The WJP Rule of Law Index 2015® relies on over 100,000 household and 2,400 expert surveys to measure how the rule of law is experienced in practical, everyday situations by ordinary people around the world. Performance is assessed using 44 indicators across eight categories, each of which is scored and ranked globally and against regional and income peers: Constraints on Government Powers, Absence of Corruption, Open Government, Fundamental Rights, Order and Security, Regulatory Enforcement, Civil Justice, and Criminal Justice.
The WJP Rule of Law Index is the most comprehensive index of its kind and the only to rely solely on primary data.
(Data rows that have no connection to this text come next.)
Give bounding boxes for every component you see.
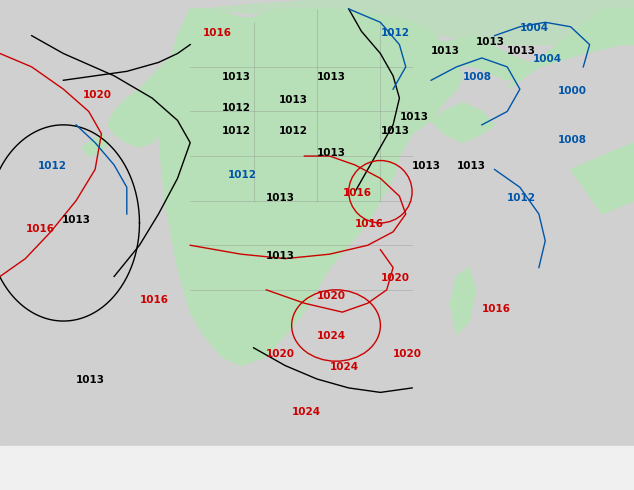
Polygon shape <box>450 268 476 334</box>
Text: 1012: 1012 <box>38 161 67 172</box>
Text: ©weatheronline.co.uk: ©weatheronline.co.uk <box>493 474 628 484</box>
Text: 1020: 1020 <box>82 90 112 100</box>
Text: 1016: 1016 <box>355 220 384 229</box>
Polygon shape <box>108 53 190 147</box>
Text: Surface pressure [hPa] ECMWF: Surface pressure [hPa] ECMWF <box>6 457 206 470</box>
Text: 1013: 1013 <box>476 37 505 47</box>
Text: 1016: 1016 <box>203 27 232 38</box>
Text: 1024: 1024 <box>330 362 359 372</box>
Text: 1013: 1013 <box>266 250 295 261</box>
Text: 1013: 1013 <box>317 72 346 82</box>
Text: 1013: 1013 <box>431 46 460 55</box>
Text: 1004: 1004 <box>533 54 562 64</box>
Polygon shape <box>507 9 634 89</box>
Text: 1012: 1012 <box>507 193 536 203</box>
Polygon shape <box>571 143 634 214</box>
Text: 1000: 1000 <box>558 86 587 96</box>
Polygon shape <box>431 102 495 143</box>
Text: 1013: 1013 <box>380 126 410 136</box>
Text: 1008: 1008 <box>558 135 587 145</box>
Text: 1016: 1016 <box>139 295 169 305</box>
Text: 1020: 1020 <box>393 349 422 359</box>
Polygon shape <box>82 134 108 156</box>
Text: 1013: 1013 <box>76 375 105 386</box>
Polygon shape <box>158 9 463 366</box>
Text: 1020: 1020 <box>317 291 346 301</box>
Text: 1013: 1013 <box>61 215 91 225</box>
Text: 1012: 1012 <box>222 103 251 114</box>
Text: 1012: 1012 <box>279 126 308 136</box>
Text: 1016: 1016 <box>342 188 372 198</box>
Text: 1016: 1016 <box>482 304 511 314</box>
Text: 1013: 1013 <box>266 193 295 203</box>
Text: 1013: 1013 <box>222 72 251 82</box>
Text: 1012: 1012 <box>222 126 251 136</box>
Text: 1020: 1020 <box>380 273 410 283</box>
Text: 1013: 1013 <box>507 46 536 55</box>
Text: 1013: 1013 <box>412 161 441 172</box>
Text: Su 26-05-2024 06:00 UTC (12+18): Su 26-05-2024 06:00 UTC (12+18) <box>407 453 628 466</box>
Text: 1024: 1024 <box>317 331 346 341</box>
Text: 1012: 1012 <box>228 171 257 180</box>
Text: 1020: 1020 <box>266 349 295 359</box>
Text: 1008: 1008 <box>463 72 492 82</box>
Text: 1024: 1024 <box>292 407 321 416</box>
Text: 1004: 1004 <box>520 23 549 33</box>
Polygon shape <box>393 36 539 80</box>
Text: 1013: 1013 <box>279 95 308 104</box>
Text: 1012: 1012 <box>380 27 410 38</box>
Text: 1013: 1013 <box>399 112 429 122</box>
Text: 1016: 1016 <box>25 224 55 234</box>
Text: 1013: 1013 <box>317 148 346 158</box>
Text: 1013: 1013 <box>456 161 486 172</box>
Polygon shape <box>203 0 634 45</box>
The Index’s scores are built from the assessments of local residents (1,000 respondents per country) and local legal experts, ensuring that the findings reflect the conditions experienced by the population, including marginalized sectors of society.
What is the Rule of Law?
Derived from internationally accepted standards, the World Justice Project’s definition of the rule of law is a system in which the following four universal principles are upheld:
- The government and its officials and agents as well as individuals and private entities are accountable under the law.
- The laws are clear, publicized, stable, and just; are applied evenly; and protect fundamental rights, including the security of persons and property.
- The process by which the laws are enacted, administered, and enforced is accessible, fair, and efficient.
- Justice is delivered timely by competent, ethical, and independent representatives and neutrals who are of sufficient number, have adequate resources, and reflect the makeup of the communities they serve.
These four universal principles are further developed in the nine factors of the WJP Rule of Law Index, which measures how the rule of law is experienced by ordinary people in 99 countries around the globe.